Because it is difficult to record many versions in one file using markup, the proposal recommends a document-centric approach. In this method each physical document is encoded separately, even when they are just drafts of the one text. As a result there is a great deal of redundant information in their representation. This only serves to increase the work of editors and software in maintaining copies of text that are supposed to be linked or identical. It would be much more efficient and simpler to represent each instance of a piece of text that occurs exactly once in a work by a unique piece of text.

The section on 'grouping changes' assumes that manuscript texts have a structure that can be broken down into a hierarchy of changes that can be conveniently grouped and nested arbitrarily. Similarly in section 4.1 a strict hierarchy is imposed consisting of document->writing surface->zone->line. Since Barnard's paper in 1988 where he pointed out the inherent failure of markup to adequately represent a trivial case of nested speeches and lines in Shakespeare, the problem of overlap has become the dominant issue in the digital encoding of historical texts.

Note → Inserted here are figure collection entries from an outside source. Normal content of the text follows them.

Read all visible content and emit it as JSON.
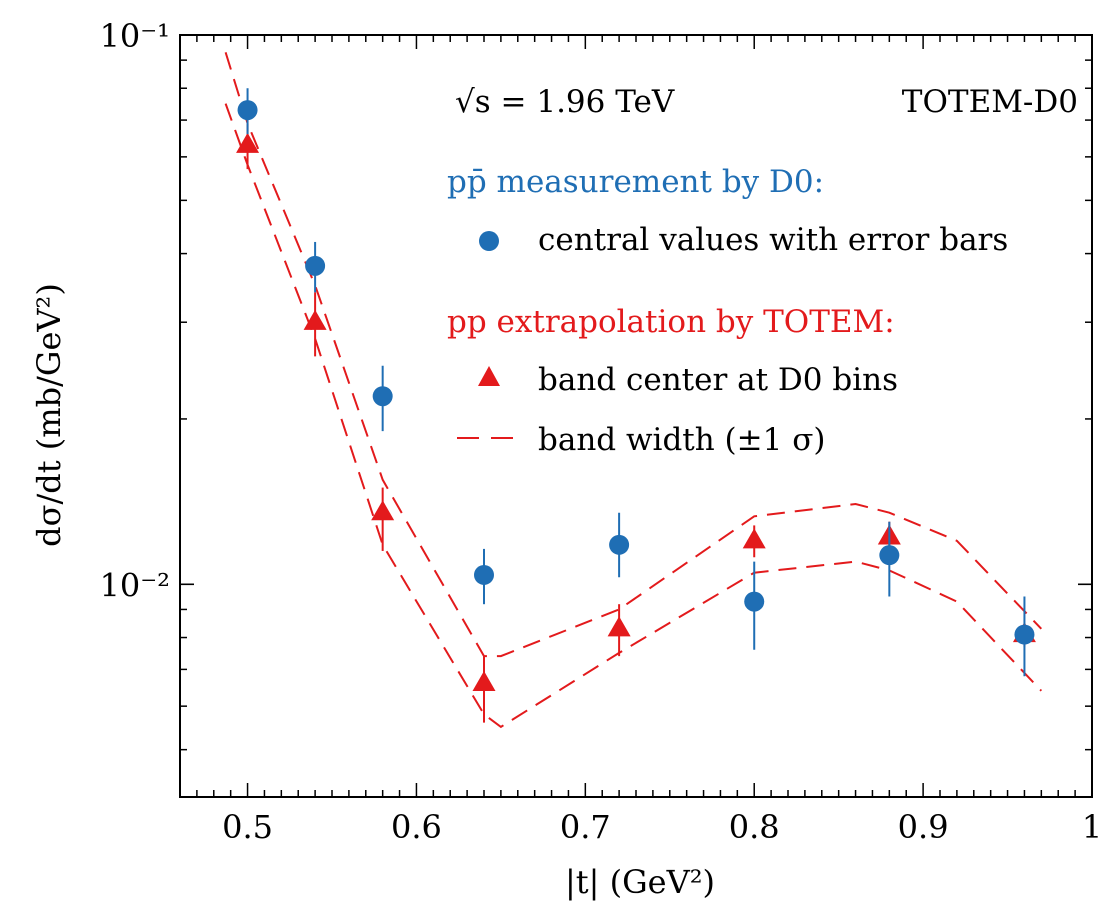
{
  "chart_data": {
    "type": "scatter",
    "xlabel": "|t|   (GeV²)",
    "ylabel": "dσ/dt   (mb/GeV²)",
    "xlim": [
      0.46,
      1.0
    ],
    "ylim": [
      0.0041,
      0.1
    ],
    "yscale": "log",
    "x_ticks": [
      {
        "value": 0.5,
        "label": "0.5"
      },
      {
        "value": 0.6,
        "label": "0.6"
      },
      {
        "value": 0.7,
        "label": "0.7"
      },
      {
        "value": 0.8,
        "label": "0.8"
      },
      {
        "value": 0.9,
        "label": "0.9"
      },
      {
        "value": 1.0,
        "label": "1"
      }
    ],
    "y_ticks": [
      {
        "value": 0.1,
        "label": "10⁻¹"
      },
      {
        "value": 0.01,
        "label": "10⁻²"
      }
    ],
    "grid": false,
    "annotations": {
      "energy": "√s = 1.96 TeV",
      "experiment": "TOTEM-D0"
    },
    "legend": {
      "position": "top-right",
      "d0_header": "pp̄ measurement by D0:",
      "d0_marker_label": "central values with error bars",
      "totem_header": "pp extrapolation by TOTEM:",
      "totem_marker_label": "band center at D0 bins",
      "band_label": "band width (±1 σ)"
    },
    "series": [
      {
        "name": "central values with error bars",
        "color": "#1f6eb4",
        "marker": "circle",
        "x": [
          0.5,
          0.54,
          0.58,
          0.64,
          0.72,
          0.8,
          0.88,
          0.96
        ],
        "y": [
          0.073,
          0.038,
          0.022,
          0.0104,
          0.0118,
          0.0093,
          0.0113,
          0.0081
        ],
        "err_low": [
          0.066,
          0.034,
          0.019,
          0.0092,
          0.0103,
          0.0076,
          0.0095,
          0.0068
        ],
        "err_high": [
          0.08,
          0.042,
          0.025,
          0.0116,
          0.0135,
          0.011,
          0.013,
          0.0095
        ]
      },
      {
        "name": "band center at D0 bins",
        "color": "#e31a1c",
        "marker": "triangle",
        "x": [
          0.5,
          0.54,
          0.58,
          0.64,
          0.72,
          0.8,
          0.88,
          0.96
        ],
        "y": [
          0.063,
          0.03,
          0.0135,
          0.0066,
          0.0083,
          0.012,
          0.0122,
          0.0081
        ],
        "err_low": [
          0.057,
          0.026,
          0.0115,
          0.0056,
          0.0074,
          0.0112,
          0.0116,
          0.0077
        ],
        "err_high": [
          0.069,
          0.034,
          0.015,
          0.0074,
          0.0092,
          0.0128,
          0.013,
          0.0085
        ]
      },
      {
        "name": "band width (±1 σ)",
        "color": "#e31a1c",
        "style": "dashed",
        "upper": {
          "x": [
            0.487,
            0.5,
            0.54,
            0.58,
            0.64,
            0.65,
            0.72,
            0.8,
            0.86,
            0.88,
            0.92,
            0.97
          ],
          "y": [
            0.093,
            0.069,
            0.035,
            0.0155,
            0.0074,
            0.0074,
            0.009,
            0.0133,
            0.014,
            0.0135,
            0.012,
            0.0083
          ]
        },
        "lower": {
          "x": [
            0.487,
            0.5,
            0.54,
            0.58,
            0.64,
            0.65,
            0.72,
            0.8,
            0.86,
            0.88,
            0.92,
            0.97
          ],
          "y": [
            0.075,
            0.058,
            0.028,
            0.0118,
            0.0058,
            0.0055,
            0.0075,
            0.0105,
            0.011,
            0.0106,
            0.0093,
            0.0064
          ]
        }
      }
    ]
  }
}
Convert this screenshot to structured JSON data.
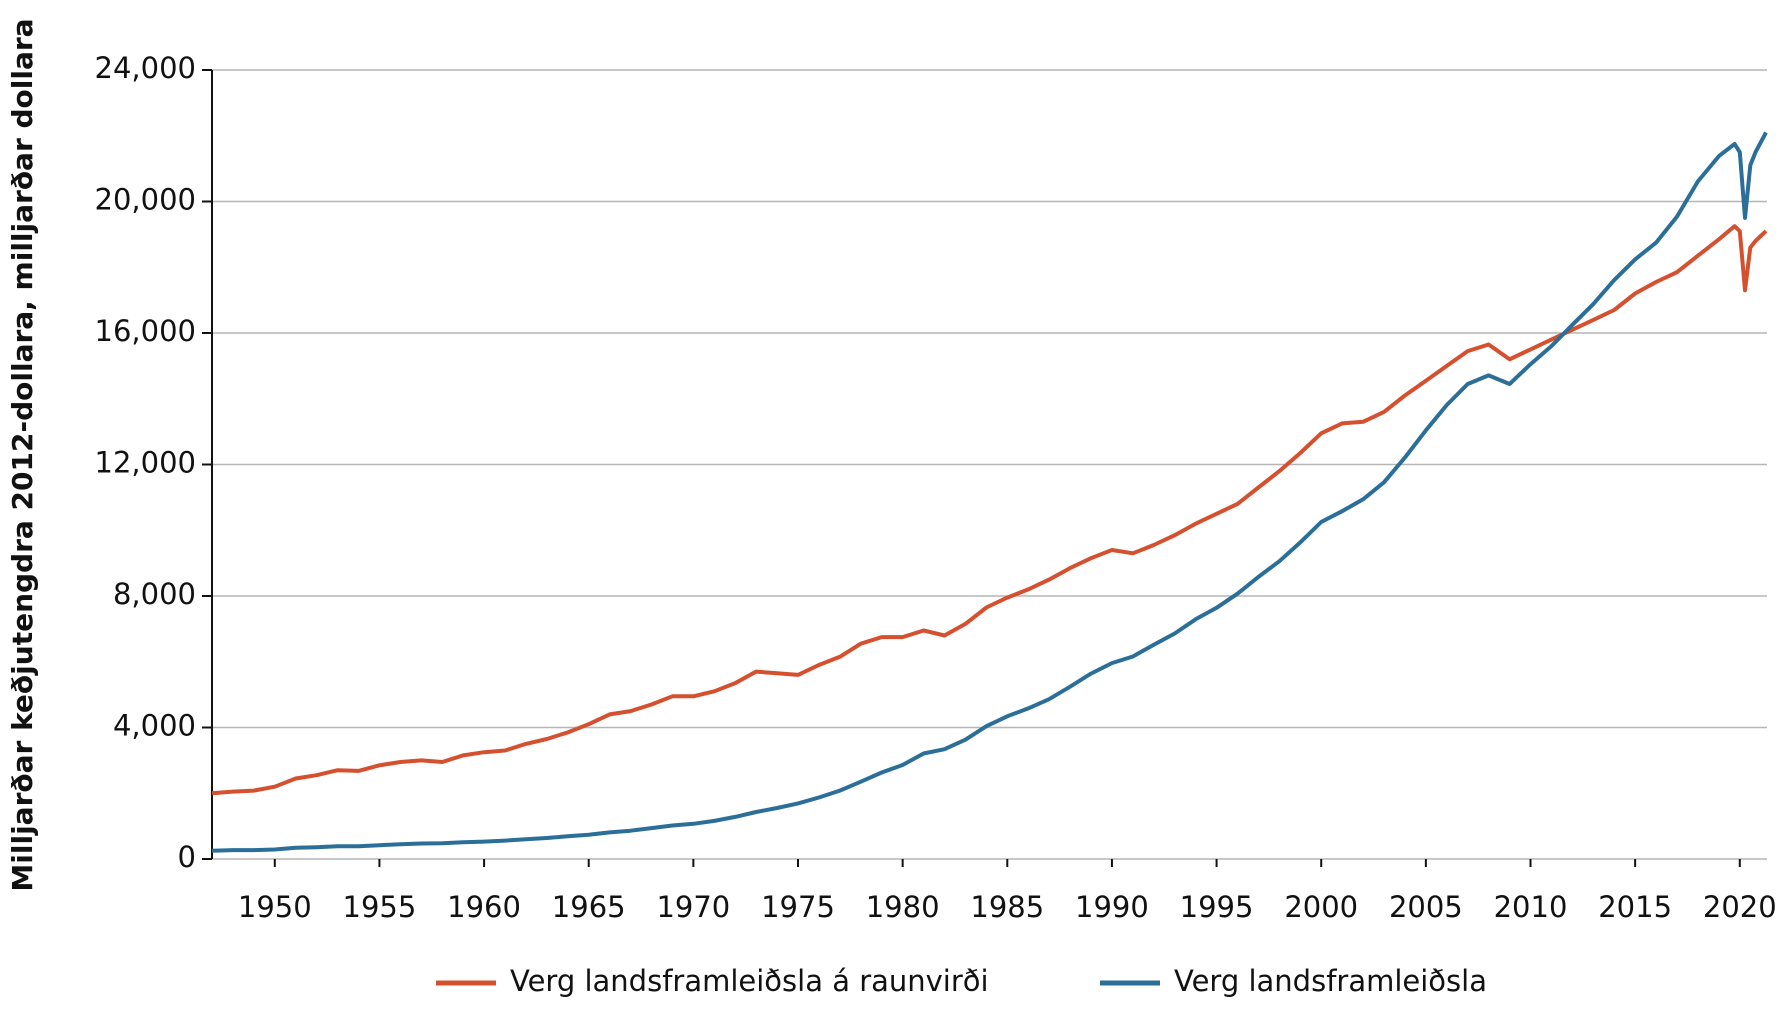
{
  "chart_data": {
    "type": "line",
    "y_label": "Milljarðar keðjutengdra 2012-dollara, milljarðar dollara",
    "x": [
      1947,
      1948,
      1949,
      1950,
      1951,
      1952,
      1953,
      1954,
      1955,
      1956,
      1957,
      1958,
      1959,
      1960,
      1961,
      1962,
      1963,
      1964,
      1965,
      1966,
      1967,
      1968,
      1969,
      1970,
      1971,
      1972,
      1973,
      1974,
      1975,
      1976,
      1977,
      1978,
      1979,
      1980,
      1981,
      1982,
      1983,
      1984,
      1985,
      1986,
      1987,
      1988,
      1989,
      1990,
      1991,
      1992,
      1993,
      1994,
      1995,
      1996,
      1997,
      1998,
      1999,
      2000,
      2001,
      2002,
      2003,
      2004,
      2005,
      2006,
      2007,
      2008,
      2009,
      2010,
      2011,
      2012,
      2013,
      2014,
      2015,
      2016,
      2017,
      2018,
      2019,
      2019.75,
      2020,
      2020.25,
      2020.5,
      2020.75,
      2021.25
    ],
    "series": [
      {
        "name": "Verg landsframleiðsla á raunvirði",
        "color": "#d4502f",
        "values": [
          2000,
          2050,
          2080,
          2200,
          2450,
          2550,
          2700,
          2680,
          2850,
          2950,
          3000,
          2950,
          3150,
          3250,
          3300,
          3500,
          3650,
          3850,
          4100,
          4400,
          4500,
          4700,
          4950,
          4950,
          5100,
          5350,
          5700,
          5650,
          5600,
          5900,
          6150,
          6550,
          6750,
          6750,
          6950,
          6800,
          7150,
          7650,
          7950,
          8200,
          8500,
          8850,
          9150,
          9400,
          9300,
          9550,
          9850,
          10200,
          10500,
          10800,
          11300,
          11800,
          12350,
          12950,
          13250,
          13300,
          13600,
          14100,
          14550,
          15000,
          15450,
          15650,
          15200,
          15500,
          15800,
          16100,
          16400,
          16700,
          17200,
          17550,
          17850,
          18350,
          18850,
          19250,
          19100,
          17300,
          18600,
          18800,
          19100
        ]
      },
      {
        "name": "Verg landsframleiðsla",
        "color": "#2b6f99",
        "values": [
          250,
          270,
          270,
          290,
          340,
          360,
          390,
          390,
          420,
          450,
          470,
          480,
          510,
          530,
          560,
          600,
          640,
          690,
          740,
          810,
          860,
          940,
          1020,
          1070,
          1160,
          1280,
          1430,
          1550,
          1690,
          1870,
          2080,
          2350,
          2630,
          2860,
          3210,
          3340,
          3630,
          4040,
          4340,
          4580,
          4860,
          5240,
          5640,
          5960,
          6160,
          6520,
          6860,
          7290,
          7640,
          8070,
          8580,
          9060,
          9630,
          10250,
          10580,
          10940,
          11460,
          12210,
          13040,
          13810,
          14450,
          14710,
          14450,
          15050,
          15600,
          16250,
          16880,
          17610,
          18240,
          18750,
          19540,
          20610,
          21380,
          21750,
          21500,
          19500,
          21100,
          21500,
          22100
        ]
      }
    ],
    "xlim": [
      1947,
      2021.3
    ],
    "xticks": [
      1950,
      1955,
      1960,
      1965,
      1970,
      1975,
      1980,
      1985,
      1990,
      1995,
      2000,
      2005,
      2010,
      2015,
      2020
    ],
    "ylim": [
      0,
      24000
    ],
    "yticks": [
      0,
      {
        "value": 4000,
        "label": "4,000"
      },
      {
        "value": 8000,
        "label": "8,000"
      },
      {
        "value": 12000,
        "label": "12,000"
      },
      {
        "value": 16000,
        "label": "16,000"
      },
      {
        "value": 20000,
        "label": "20,000"
      },
      {
        "value": 24000,
        "label": "24,000"
      }
    ],
    "grid": true,
    "legend": "bottom"
  }
}
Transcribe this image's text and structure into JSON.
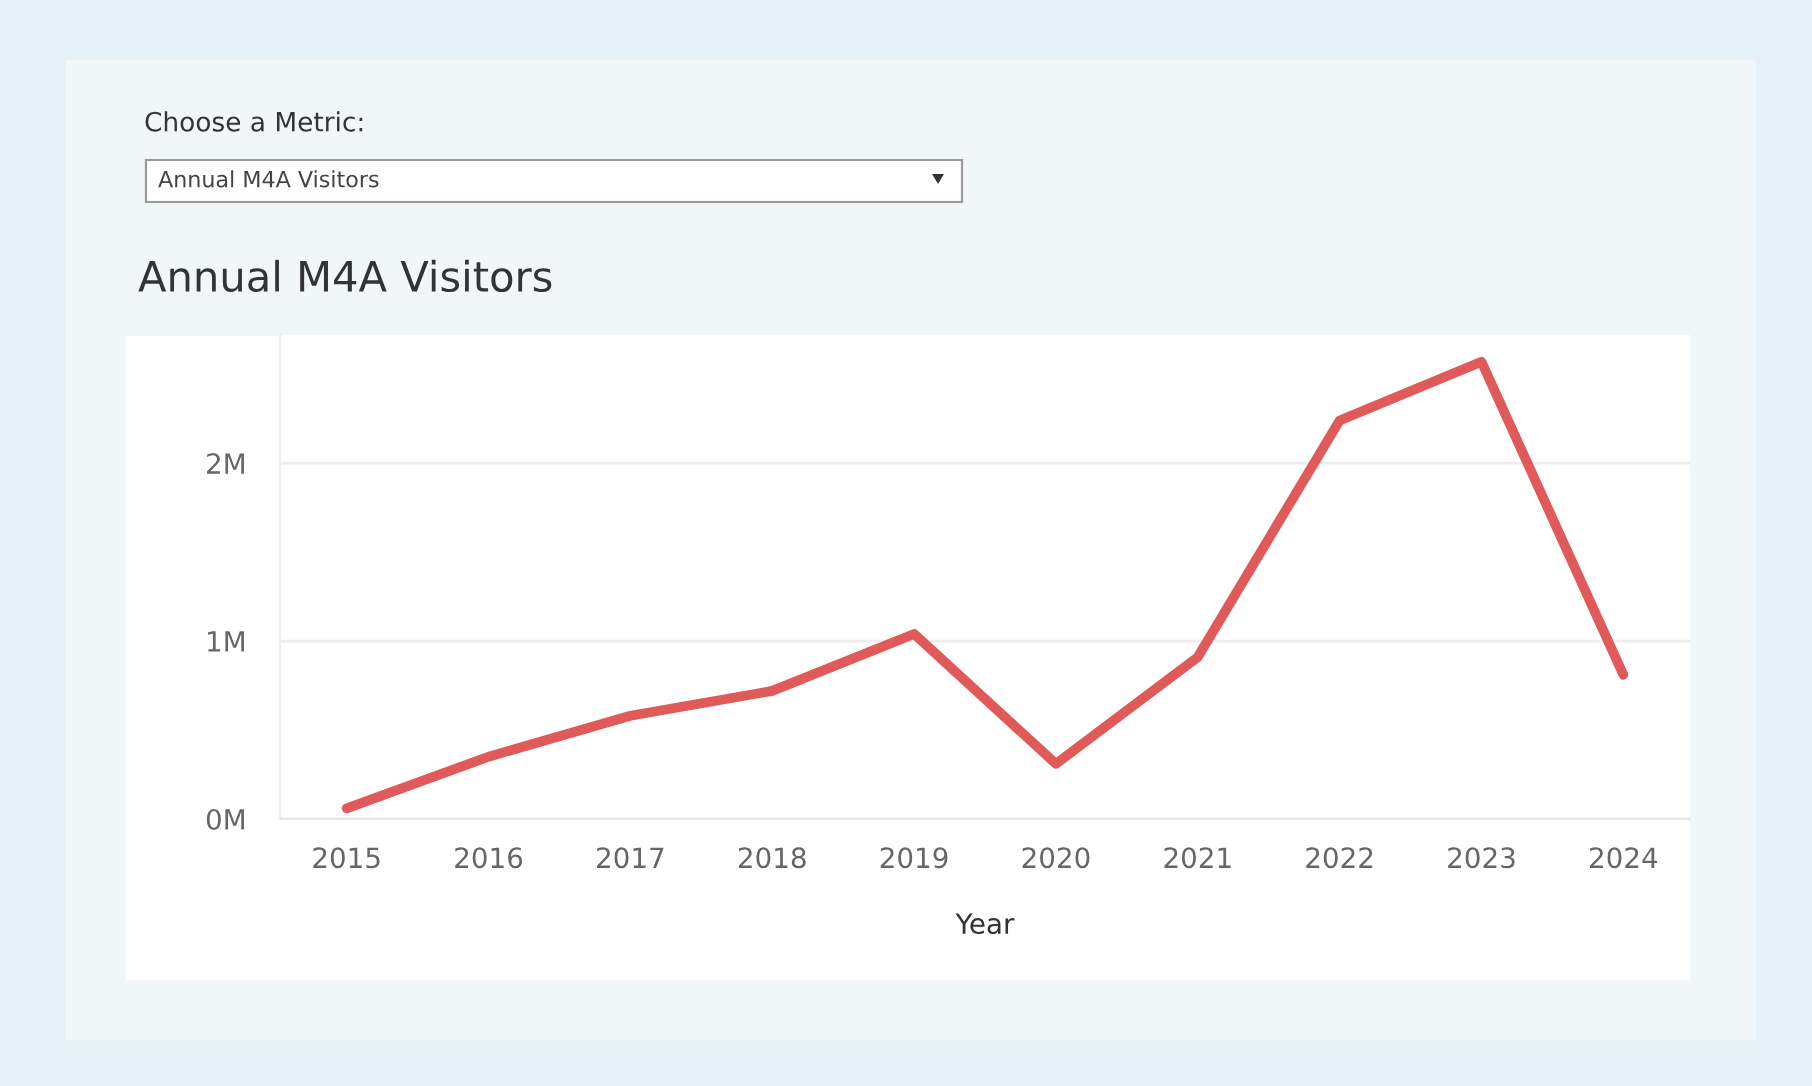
{
  "chart_data": {
    "type": "line",
    "title": "Annual M4A Visitors",
    "xlabel": "Year",
    "annotations": [
      "Choose a Metric:",
      "Annual M4A Visitors"
    ],
    "categories": [
      "2015",
      "2016",
      "2017",
      "2018",
      "2019",
      "2020",
      "2021",
      "2022",
      "2023",
      "2024"
    ],
    "series": [
      {
        "color": "#e05a5a",
        "values": [
          0.06,
          0.35,
          0.58,
          0.72,
          1.04,
          0.31,
          0.91,
          2.24,
          2.57,
          0.81
        ]
      }
    ],
    "ylim": [
      0,
      2.72
    ],
    "yticks": [
      {
        "value": 0,
        "label": "0M"
      },
      {
        "value": 1,
        "label": "1M"
      },
      {
        "value": 2,
        "label": "2M"
      }
    ],
    "grid": "y",
    "marker": "none",
    "line_style": "solid"
  }
}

This representation, which seeks to reassert the OHCO thesis, which has been withdrawn by its own authors, will fail to adequately represent these complex genetic texts, which are primarily non-hierarchical in structure. Is it really possible any longer, for texts that will be subject to anything from mild to extreme overlap, to propose a standard for the future that essentially ignores the overlap problem? The past twenty years of research on this topic cannot be so lightly set aside.

The proposal also does not explain how it is intended to 'collate' XML documents arranged in this structure, especially when the variants are distributed via two mechanisms: as markup in individual files and also as links between documentary versions. Collation programs work by comparing basically plain text files, containing only light markup for references in COCOA or empty XML elements (as in the case of Juxta). The virtual absence of collation programs able to process arbitrary XML renders this proposal at least very difficult to achieve. It would be better if a purely digital representation of the text were the objective, since in this case, an apparatus would not be needed.

The mechanism for transposition as described also sounds infeasible. It is unclear what is meant by the proposed standoff mechanism. However, if this allows chunks of transposed text to be moved around, this will fail if the chunks contain non-well-formed markup or if the destination location does not permit that markup in the schema at that point. Also if transpositions between physical versions are allowed - and this actually comprises the majority of cases - how can such a mechanism work, especially when transposed chunks may well overlap?

The main advantage claimed for HNML and LEG/GML (=Genetic Markup Language) is that they are more succinct than a TEI encoding. If the proposed markup encoding standard is incorporated into TEI, however, this advantage will be lost. The proposed codes will just become part of the more generic, and hence more verbose, TEI language. There seems very little in the sketched proposals here that cannot already be encoded in the TEI Guidelines as they currently stand. The authors should spell out clearly which elements and attributes in their view need to be added, how accurately they can represent the textual phenomena, and how efficiently they will work in software.